Offline guides to teaching online

Teaching Online: A Practical Guide, by Susan Ko and Steve Rossen (Routledge, 2008 paperback 339 pages, ISBN: 978-0415996907) provides a useful guide for those new, and not so new to Internet based education. About half the book is devoted to the technicalities of getting courses online and the other to the educational and social issues of interacting with students and encouraging them to interact with each other. One problem with such books is that they have to either deal with specific online tools, which not be the ones you have, or deal in generalities. This book takes the latter course, not naming products and giving a general guide. As a result it can be a bit vague on some of the details.

"Tutoring Online" by Tim Brook and Stephen Wall (CIT Solutions), 2001 is a more modest 50 page booklet on the same topic. It gives more specific details for Widows based systems and concentrates on tutoring online, not the production of courses. Unfortunately, the publisher CIT Solutions (the commercial arm of the Canberra Institute of Technology), do not seem to have done much to promote the book. I couldn't find it for sale on Amazon.com or elsewhere online. CIT, or the authors, could use something like Lulu.com for print on demand, as I did with my Green ICT course notes.
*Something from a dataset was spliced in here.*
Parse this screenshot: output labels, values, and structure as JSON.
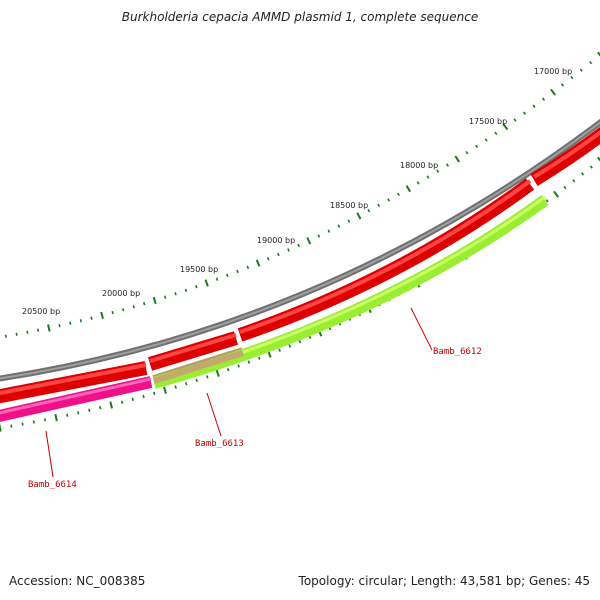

Both the books Teaching Online and Tutoring Online suffer from the quality of the print-on-demand process used to produce them. This does not allow colour, or high quality diagrams. One solution would be for the authors to providing a companion web site with supplementary materials. Also to avoid the general nature of the technology descriptions they could use the open source Moodle e-learning system as example. They could also provide examples online using Moodle.